Let $t\in\mathbb{R}_+$ denote time, $x \in X$ is the state and $u \in U$ the control. The objective function is $F:X \times U \to\mathbb{R}$ and $f:X \times U \to\mathbb{R}$ is the law of motion for the state, i.e.
\begin{align}
\dot{x}(t) = f(x(t),u(t))
\end{align}
Define the value function $v:X\to\mathbb{R}$ by
\begin{align}
v(x_0):=\max_{\{u(t)\}_{t \geq 0}}\left[\int^\infty_0{e^{-\rho t}F(x(t),u(t))dt}\right]
\end{align}
where $x_0:=x(0)$ is a given initial condition and $\rho\in\mathbb{R}_{++}$
is a parameter (time preference rate). The Hamilton-Jacobi-Bellman equation in current time reads
\begin{align}
\rho v(x) = \max_u[F(x,u) + v'(x)f(x,u)]
\end{align}
which is an ODE. If one can solve for $v(\cdot)$ we can recover the optimal path
\begin{align}
\{u^*(t):t\in\mathbb{R}_+\} = \arg\max_{\{u(t)\}_{t \geq 0}}\left[\int^\infty_0{e^{-\rho t}F(x(t),u(t))dt}\right]
\end{align}
I try to solve the HJB equation by value function iteration. That is guessing an initial value function and then iterate until it converges to the true value. I update via an implicit method a la
\begin{align}
\frac{v_{j+1}(x_n)-v_j(x_n)}{\Delta} + \rho v_j(x_n) = F(x_n,u^*_n) + v'_{j+1}(x_n)f(x_n,u^*_n)
\end{align}
where $\Delta$ is a scaling paramter, $j=0,1,2,\ldots$ the number of iterations and $x_n$ an element of the grid of the state space
\begin{align}
\mathbf{x} := [x_n]_{n=1}^N\in X^N
\end{align}
and $u_n$ is the solution of
\begin{align}
u^*_n = \arg\max_u [F(x_n,u_n) + v'_{j+1}(x_n)f(x_n,u_n)]
\end{align}
To get an expression for $v'(\cdot)$ we shall define slope coefficients by \begin{align} v'(x_n) :\approx \begin{cases} \displaystyle\frac{v(x_{n+1}) - v(x_n)}{\Delta x}\quad&\text{forward difference}\\[2mm] \displaystyle\frac{v(x_{n+1}) - v(x_{n-1})}{2\Delta x}\quad&\text{central difference}\\[2mm] \displaystyle\frac{v(x_n) - v(x_{n-1})}{\Delta x}\quad&\text{backward difference}\\ \end{cases} \end{align}
where $\Delta x$ denotes the equidistance between the elements of $\mathbf{x}$, i.e. \begin{align} \Delta x:=x_{n+1} - x_n = x_n - x_{n-1}~\forall n \end{align}
Problem
It's known that for forward and backward difference one derivative is missing and for central difference two. We can deal with this issue by a boundary condition on either side. However, consider that there is no boundary condition given. I can still approx $v'(x)$ by a combination of forward, backward and central difference. For instance (case 1) \begin{align} v'(x_n) \approx \begin{cases} \displaystyle\frac{v(x_{n+1}) - v(x_n)}{\Delta x}\quad&n=1\\[2mm] \displaystyle\frac{v(x_{n+1}) - v(x_{n-1})}{2\Delta x}\quad&1 < n <N\\[2mm] \displaystyle\frac{v(x_n) - v(x_{n-1})}{\Delta x}\quad&n=N \end{cases} \end{align}
or (case 2)
\begin{align}
v'(x_n) \approx
\begin{cases}
\displaystyle\frac{v(x_{n+1}) - v(x_n)}{\Delta x}\quad&1\leq n <N\\[2mm]

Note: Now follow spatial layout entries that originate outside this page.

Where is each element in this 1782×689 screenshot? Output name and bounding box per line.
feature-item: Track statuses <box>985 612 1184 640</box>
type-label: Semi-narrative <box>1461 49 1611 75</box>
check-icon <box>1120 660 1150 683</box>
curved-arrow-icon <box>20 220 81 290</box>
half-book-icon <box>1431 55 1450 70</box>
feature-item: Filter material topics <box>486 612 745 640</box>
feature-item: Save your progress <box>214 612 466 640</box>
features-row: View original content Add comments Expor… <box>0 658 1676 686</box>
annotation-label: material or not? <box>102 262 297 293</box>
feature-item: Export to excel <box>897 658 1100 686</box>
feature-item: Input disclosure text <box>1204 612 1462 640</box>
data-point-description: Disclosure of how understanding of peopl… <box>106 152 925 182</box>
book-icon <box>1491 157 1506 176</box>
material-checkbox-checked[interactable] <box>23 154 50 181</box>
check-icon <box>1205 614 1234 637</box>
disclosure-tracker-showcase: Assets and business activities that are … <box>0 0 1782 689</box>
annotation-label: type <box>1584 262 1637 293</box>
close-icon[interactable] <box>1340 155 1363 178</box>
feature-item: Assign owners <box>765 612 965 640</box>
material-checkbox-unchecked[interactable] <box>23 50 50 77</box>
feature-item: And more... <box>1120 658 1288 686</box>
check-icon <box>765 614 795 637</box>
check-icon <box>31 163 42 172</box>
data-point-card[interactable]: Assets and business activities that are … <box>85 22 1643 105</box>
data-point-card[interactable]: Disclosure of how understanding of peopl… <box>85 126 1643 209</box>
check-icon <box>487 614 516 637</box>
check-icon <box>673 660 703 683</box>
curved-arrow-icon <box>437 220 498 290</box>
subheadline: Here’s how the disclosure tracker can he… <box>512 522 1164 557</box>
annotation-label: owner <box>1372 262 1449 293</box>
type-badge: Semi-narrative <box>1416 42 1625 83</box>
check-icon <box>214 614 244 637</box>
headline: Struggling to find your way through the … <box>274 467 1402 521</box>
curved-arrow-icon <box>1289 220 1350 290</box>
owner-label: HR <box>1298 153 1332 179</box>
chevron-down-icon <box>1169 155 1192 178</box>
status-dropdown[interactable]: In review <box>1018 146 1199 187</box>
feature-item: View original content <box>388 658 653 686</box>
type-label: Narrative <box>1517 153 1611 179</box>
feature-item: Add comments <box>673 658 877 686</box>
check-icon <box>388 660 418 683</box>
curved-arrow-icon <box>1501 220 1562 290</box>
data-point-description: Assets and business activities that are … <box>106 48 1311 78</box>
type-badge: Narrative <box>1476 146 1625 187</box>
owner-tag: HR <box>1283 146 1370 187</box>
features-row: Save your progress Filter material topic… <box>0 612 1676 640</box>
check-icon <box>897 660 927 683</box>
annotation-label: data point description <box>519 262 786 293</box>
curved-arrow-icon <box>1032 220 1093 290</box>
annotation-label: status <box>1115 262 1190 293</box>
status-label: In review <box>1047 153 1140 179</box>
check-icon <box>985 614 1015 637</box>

\displaystyle\frac{v(x_n) - v(x_{n-1})}{\Delta x}\quad&n=N
\end{cases}
\end{align}
Note that in the second case $v'(x_{N-1})=v'(x_N)$.
- I was wondering what's common practice in the math profession.
I'm asking because I get significant different results for the different cases (irrespective of $N$).
PS: Note that I'm neither a mathematician nor a native english speaker. So I apologize for misunderstandigs.